Ohad Gozlan, 36, from Magadim, said their group of reserve soldiers served together for 14 years and its members were very close, keeping almost daily contact with each other. "They called us to reserve duty, and part of the company was already in Lebanon. Those of us that were older didn't go into Lebanon, and were handling logistics and management. There were seven of us who stayed out – Dror and I who weren't hurt, three more were killed, and two are in hospital," Gozlan said.
He described the moments preceding the blast: "All seven of us sat on one side of the wall, and the rest of the reservists sat a few meters away. Dror and I were a bit tired, so we just went off to take a quick nap a few meters away. As soon as we lay down we heard the blast."
The two soldiers related that the night before their unit had been in a different area of Kfar Giladi, but as the place was uncomfortable, the reservists relocated to the site where the rocket was to hit.
'These are good people'
Gozlan and Kashi tried to remember the moments following the blast. "It was an utter shock. A powerful gust, everything went flying. Half a second later, a wounded soldier jumped on us screaming in pain. We immediately understood there had been an explosion. We started treating the soldier, who had a slashed artery in his wrist. I sealed the blood flow while Dror examined the rest of his body. Right now he's in Ziv Hospital in Safed in light-to-moderate condition. "We visited him today," Gozlan said.
Kashi said he saw his friends, hurt, on all sides. "When I realized the guy we were treating was in okay condition, I moved on to the rest of the casualties. I attended one other friend who was in more severe condition, until he was airlifted to Rambam Hospital. I saw one of our friends was dead and other bodies, cars in flames, thick smoke and a horrible smell. At the precise moment that something happens, you can't really feel that it’s happening – we responded mechanically; we tired to save our friends as best we could – those who we're visiting in hospital now or whose families we're visiting, their newly bereaved families."

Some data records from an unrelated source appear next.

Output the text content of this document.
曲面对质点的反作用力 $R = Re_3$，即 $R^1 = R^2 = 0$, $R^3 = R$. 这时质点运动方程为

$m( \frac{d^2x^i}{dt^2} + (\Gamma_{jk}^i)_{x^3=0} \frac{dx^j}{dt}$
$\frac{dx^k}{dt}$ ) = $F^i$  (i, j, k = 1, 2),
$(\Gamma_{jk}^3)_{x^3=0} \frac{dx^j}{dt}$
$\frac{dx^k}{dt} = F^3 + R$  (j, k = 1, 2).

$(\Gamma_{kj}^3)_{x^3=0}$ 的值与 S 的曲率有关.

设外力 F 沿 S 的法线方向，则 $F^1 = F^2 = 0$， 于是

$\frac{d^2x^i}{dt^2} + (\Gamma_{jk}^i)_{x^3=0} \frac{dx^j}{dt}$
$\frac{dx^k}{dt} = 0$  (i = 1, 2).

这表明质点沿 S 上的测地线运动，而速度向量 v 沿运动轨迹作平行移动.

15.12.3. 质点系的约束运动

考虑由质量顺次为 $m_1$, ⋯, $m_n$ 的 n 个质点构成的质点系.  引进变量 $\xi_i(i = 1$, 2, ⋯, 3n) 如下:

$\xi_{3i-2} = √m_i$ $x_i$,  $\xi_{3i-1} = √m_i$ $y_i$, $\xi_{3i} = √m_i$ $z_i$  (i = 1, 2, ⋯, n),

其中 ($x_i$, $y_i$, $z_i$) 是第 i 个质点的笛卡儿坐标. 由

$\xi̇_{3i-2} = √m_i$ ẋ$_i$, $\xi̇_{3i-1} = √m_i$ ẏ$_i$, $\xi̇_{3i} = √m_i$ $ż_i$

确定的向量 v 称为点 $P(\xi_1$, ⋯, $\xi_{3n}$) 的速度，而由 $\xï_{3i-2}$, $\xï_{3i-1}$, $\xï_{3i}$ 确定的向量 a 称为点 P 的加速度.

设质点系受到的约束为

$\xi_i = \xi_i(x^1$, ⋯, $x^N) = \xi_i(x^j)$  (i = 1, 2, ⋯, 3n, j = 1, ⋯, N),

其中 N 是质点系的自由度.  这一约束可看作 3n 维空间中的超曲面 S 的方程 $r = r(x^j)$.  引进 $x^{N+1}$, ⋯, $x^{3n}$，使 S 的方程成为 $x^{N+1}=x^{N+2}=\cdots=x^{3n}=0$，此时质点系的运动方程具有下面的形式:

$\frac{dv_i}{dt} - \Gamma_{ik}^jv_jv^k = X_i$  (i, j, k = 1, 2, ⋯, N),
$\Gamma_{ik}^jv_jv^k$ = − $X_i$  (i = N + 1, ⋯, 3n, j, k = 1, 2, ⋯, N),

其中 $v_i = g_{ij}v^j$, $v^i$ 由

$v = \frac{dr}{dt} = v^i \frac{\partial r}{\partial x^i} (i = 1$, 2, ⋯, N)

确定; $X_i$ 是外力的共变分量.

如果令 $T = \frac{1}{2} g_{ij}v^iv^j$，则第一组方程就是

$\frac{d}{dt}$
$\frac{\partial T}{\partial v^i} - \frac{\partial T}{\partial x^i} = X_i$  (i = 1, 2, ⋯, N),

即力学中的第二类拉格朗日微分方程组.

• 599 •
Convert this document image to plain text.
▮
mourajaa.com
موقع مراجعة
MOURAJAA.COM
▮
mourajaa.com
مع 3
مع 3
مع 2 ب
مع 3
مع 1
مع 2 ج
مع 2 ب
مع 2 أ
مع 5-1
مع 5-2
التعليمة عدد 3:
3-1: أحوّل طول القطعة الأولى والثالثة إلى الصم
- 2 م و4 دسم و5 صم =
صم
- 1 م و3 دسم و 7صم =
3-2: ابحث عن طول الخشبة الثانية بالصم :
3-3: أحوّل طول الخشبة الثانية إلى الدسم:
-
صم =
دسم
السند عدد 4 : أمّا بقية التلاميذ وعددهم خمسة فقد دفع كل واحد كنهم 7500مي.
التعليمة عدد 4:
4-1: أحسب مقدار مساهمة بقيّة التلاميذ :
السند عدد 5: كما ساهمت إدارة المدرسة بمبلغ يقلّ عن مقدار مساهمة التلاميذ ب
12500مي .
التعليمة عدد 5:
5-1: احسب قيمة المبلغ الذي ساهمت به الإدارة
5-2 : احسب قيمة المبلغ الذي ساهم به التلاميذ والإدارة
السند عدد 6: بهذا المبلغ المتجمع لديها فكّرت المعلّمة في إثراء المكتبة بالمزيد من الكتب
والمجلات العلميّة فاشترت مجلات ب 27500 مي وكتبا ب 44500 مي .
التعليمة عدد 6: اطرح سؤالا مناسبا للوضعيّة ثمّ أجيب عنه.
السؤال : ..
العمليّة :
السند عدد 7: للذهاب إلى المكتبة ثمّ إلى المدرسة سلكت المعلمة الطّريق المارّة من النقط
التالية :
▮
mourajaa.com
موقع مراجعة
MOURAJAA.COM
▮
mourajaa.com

The two believed that pointing fingers towards elements responsible for the incident was irrelevant at the moment. "We aren't occupied by the question of who's to blame. The only thing we want right now is to be with the families," Gozlan said.
Kashi addd, "Right now criticism of the army is the least important thing. Our friends and the soldiers from the unit in Lebanon take precedence over everything. These are good people who came to reserves to be with their friends and fight together."